Ce dont le calcaire se souvient, un murmure l’oublie 
Curated by Ekaterina Scherbakova
Centre d’Art Plastiques de Saint-Fons
Saint-Fons, France
December 15, 2020 to February 6, 2021


Salome Talvaz is a fictional visionary, active in the beginning of the 20th century. Her origins are unclear, but some sources prove that she was raised in San Francisco. No concrete witness of her practice is left, though her influence on the philosophical circles of her times is considered to be underestimated. She settled in Saint-Fons for a decade in the 1910s. The biographers suppose that she might have been a part of a society of wandering rocks followers who believed that glacial erratics, as now discovered transported by glaciers, were the signs of a place's uniqueness. Thus, Talvaz followed the path of the wandering stone of Saint-Fons. The peculiarity of this persona is a vow of silence she practiced. This rupture with language is seen as a method to lose nothing. The heritage of her silence and the muted archive she left behind is suggested to be a starting point for participating artists’ interventions.

-  Ekaterina Scherbakova


Embracing Scherbakova’s Talvaz as a catalyst to unravel a speculative and seemingly forgotten epistolary exchange, a series of letters between two women in the spring of 1913 were unearthed to reveal a conversation of nascent desires with elemental correlation.
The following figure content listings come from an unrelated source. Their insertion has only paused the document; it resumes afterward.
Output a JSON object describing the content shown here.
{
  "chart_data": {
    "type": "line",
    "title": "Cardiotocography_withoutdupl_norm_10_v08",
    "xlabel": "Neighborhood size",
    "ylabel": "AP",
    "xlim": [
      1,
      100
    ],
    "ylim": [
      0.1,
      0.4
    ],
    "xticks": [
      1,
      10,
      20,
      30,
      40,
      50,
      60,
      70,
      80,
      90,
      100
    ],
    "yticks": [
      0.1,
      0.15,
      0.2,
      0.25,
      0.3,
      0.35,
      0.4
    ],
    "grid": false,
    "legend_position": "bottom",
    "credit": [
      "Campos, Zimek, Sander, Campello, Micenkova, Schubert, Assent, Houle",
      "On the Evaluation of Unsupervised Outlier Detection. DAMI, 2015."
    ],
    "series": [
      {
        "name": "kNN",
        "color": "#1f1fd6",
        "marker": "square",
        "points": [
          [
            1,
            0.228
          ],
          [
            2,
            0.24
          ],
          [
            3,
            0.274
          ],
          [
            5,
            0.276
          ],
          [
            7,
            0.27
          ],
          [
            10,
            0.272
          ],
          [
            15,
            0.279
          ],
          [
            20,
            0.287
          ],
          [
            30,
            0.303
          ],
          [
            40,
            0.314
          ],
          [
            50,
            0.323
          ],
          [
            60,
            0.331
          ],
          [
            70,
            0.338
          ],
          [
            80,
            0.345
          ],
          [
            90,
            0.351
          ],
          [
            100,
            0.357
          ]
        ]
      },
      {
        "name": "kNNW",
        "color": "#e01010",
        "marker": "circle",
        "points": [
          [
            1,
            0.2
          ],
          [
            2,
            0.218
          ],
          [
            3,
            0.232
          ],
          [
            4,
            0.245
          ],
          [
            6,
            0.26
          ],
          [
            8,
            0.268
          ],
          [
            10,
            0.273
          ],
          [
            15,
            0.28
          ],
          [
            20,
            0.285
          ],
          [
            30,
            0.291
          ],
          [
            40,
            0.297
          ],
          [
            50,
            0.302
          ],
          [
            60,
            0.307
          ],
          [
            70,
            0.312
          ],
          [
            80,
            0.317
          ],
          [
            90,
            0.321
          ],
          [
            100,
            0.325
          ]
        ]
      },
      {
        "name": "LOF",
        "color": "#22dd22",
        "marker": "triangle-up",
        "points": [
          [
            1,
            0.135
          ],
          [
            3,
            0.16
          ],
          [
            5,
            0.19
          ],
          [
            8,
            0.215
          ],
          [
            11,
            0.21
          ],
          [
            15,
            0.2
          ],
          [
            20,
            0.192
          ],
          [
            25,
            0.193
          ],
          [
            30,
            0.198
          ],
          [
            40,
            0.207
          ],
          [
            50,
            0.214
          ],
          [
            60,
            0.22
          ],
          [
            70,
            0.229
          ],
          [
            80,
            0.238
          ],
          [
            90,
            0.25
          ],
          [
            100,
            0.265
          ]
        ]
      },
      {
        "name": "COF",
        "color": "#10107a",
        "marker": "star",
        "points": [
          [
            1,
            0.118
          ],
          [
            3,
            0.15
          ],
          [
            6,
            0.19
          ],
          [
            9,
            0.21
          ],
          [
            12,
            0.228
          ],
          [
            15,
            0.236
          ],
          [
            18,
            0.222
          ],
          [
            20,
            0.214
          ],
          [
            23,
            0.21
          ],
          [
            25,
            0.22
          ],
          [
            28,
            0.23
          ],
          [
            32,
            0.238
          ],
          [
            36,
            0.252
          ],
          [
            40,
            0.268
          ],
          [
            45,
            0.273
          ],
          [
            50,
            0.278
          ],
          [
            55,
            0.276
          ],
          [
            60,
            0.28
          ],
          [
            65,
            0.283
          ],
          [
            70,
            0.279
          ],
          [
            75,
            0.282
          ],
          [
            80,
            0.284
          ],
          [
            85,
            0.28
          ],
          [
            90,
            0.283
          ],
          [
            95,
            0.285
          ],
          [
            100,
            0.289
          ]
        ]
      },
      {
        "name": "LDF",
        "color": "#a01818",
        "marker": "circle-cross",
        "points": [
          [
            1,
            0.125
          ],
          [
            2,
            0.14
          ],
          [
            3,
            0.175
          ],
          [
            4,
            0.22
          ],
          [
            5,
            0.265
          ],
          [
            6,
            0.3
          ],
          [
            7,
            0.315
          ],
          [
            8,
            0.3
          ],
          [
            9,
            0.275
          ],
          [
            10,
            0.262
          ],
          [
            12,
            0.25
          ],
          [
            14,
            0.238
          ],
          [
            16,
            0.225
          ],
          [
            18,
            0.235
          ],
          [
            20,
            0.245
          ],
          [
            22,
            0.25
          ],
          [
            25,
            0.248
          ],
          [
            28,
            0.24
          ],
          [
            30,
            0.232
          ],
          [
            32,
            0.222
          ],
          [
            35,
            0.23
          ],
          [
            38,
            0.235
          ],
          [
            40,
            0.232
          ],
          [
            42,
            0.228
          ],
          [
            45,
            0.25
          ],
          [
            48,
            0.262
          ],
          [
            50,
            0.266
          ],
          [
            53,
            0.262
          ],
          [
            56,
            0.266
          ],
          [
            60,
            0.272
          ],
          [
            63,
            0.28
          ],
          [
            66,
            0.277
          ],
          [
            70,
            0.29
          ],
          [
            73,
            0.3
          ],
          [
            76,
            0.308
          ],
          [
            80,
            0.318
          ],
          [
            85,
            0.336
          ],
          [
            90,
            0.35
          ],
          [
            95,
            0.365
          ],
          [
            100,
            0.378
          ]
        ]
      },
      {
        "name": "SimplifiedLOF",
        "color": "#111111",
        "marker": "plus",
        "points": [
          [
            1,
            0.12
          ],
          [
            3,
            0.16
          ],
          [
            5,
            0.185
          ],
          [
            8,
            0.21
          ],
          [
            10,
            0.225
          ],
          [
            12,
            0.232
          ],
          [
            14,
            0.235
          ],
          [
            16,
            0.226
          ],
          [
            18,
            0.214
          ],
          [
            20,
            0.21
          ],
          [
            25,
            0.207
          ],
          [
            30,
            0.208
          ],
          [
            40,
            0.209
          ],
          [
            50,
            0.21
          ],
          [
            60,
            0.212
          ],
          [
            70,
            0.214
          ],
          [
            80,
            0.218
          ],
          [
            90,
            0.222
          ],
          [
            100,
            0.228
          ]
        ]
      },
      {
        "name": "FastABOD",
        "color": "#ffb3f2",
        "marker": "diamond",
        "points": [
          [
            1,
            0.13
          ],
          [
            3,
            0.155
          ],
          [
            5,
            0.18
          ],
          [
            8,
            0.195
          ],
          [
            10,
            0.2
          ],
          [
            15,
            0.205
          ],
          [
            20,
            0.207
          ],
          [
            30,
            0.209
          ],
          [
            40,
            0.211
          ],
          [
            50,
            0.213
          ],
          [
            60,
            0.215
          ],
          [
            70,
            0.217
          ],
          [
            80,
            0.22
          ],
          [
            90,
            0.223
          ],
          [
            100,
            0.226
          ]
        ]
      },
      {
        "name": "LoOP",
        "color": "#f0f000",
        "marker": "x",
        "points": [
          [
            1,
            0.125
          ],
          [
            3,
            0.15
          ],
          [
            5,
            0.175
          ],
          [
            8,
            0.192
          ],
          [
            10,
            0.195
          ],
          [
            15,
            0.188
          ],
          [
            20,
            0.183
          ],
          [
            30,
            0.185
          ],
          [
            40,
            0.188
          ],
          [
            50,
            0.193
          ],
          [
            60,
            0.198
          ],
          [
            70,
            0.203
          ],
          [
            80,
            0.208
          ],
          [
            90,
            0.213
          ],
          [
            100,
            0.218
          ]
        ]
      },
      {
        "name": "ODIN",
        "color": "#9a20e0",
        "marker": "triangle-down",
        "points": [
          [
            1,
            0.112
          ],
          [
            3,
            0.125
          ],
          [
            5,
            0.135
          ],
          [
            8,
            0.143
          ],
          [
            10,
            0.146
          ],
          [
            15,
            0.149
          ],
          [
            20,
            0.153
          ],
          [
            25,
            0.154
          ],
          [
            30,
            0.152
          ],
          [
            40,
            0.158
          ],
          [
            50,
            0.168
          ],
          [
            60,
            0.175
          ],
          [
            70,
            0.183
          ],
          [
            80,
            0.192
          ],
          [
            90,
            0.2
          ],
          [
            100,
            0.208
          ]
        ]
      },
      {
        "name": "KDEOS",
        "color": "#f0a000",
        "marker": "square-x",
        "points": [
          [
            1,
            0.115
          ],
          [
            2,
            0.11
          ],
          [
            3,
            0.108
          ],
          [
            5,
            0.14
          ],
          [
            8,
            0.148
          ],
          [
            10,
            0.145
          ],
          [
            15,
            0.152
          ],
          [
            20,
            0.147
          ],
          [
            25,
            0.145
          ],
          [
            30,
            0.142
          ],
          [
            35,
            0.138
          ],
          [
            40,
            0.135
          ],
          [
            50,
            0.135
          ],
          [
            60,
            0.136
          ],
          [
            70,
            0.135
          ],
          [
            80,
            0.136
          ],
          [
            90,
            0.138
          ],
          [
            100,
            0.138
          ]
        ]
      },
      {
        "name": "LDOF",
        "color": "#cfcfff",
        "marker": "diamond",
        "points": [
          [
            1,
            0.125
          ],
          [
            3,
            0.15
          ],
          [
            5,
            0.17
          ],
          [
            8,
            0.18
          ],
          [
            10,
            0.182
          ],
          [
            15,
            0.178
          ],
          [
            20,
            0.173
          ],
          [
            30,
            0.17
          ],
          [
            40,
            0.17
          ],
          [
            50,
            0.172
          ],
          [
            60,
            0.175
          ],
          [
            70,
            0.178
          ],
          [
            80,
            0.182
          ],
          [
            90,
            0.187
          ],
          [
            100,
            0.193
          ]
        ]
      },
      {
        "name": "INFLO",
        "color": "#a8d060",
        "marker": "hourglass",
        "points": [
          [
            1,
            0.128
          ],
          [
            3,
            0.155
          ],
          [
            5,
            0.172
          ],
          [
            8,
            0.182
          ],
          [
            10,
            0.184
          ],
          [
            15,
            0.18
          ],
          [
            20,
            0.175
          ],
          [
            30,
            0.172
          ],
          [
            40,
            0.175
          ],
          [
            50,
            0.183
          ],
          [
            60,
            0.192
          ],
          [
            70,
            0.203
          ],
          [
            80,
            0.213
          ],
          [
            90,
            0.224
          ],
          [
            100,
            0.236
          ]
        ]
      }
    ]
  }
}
The collection of letters between Salome Talvaz and Alice Pénisson, native of Saints Fons and the only woman to transcribe a historical account of the city, served as the sole modality of communication of Talvaz during her vow of silence in the 1910s. The four letters are characterized by earth, water, fire, and air; each letter encapsulating a metaphorical resemblance.

Their letters, left embedded in the peripheral matter of the glacial erratic of Saint Fons, located at 45° 42′ 06″ N 4° 51′ 19″ E, were exhibited amidst an amalgam of materials collected from the site, with specimens of soil and moss encompassing the letters. The glacial erratic, a large limestone mass of Savoy origin deposited in a commune outside of Lyon, served as a fulcrum for their brief yet poignant exchange. Erratics, transported through the tributaries of melting glacial ice, arrive in contexts with which they bear no resemblance, echoing their etymological origins, errare (to wander).  Harboring whispered and ambulatory sentiments, the geological anomaly procured the muted archives of the two women, residing in silence since 1913.



THE GLACIAL ERRATIC, A LARGE LIMESTONE MASS OF SAVOY ORIGIN DEPOSITED IN A COMMUNE OUTSIDE OF LYON, SERVED AS A FULCRUM FOR THEIR BRIEF YET POIGNANT EXCHANGE.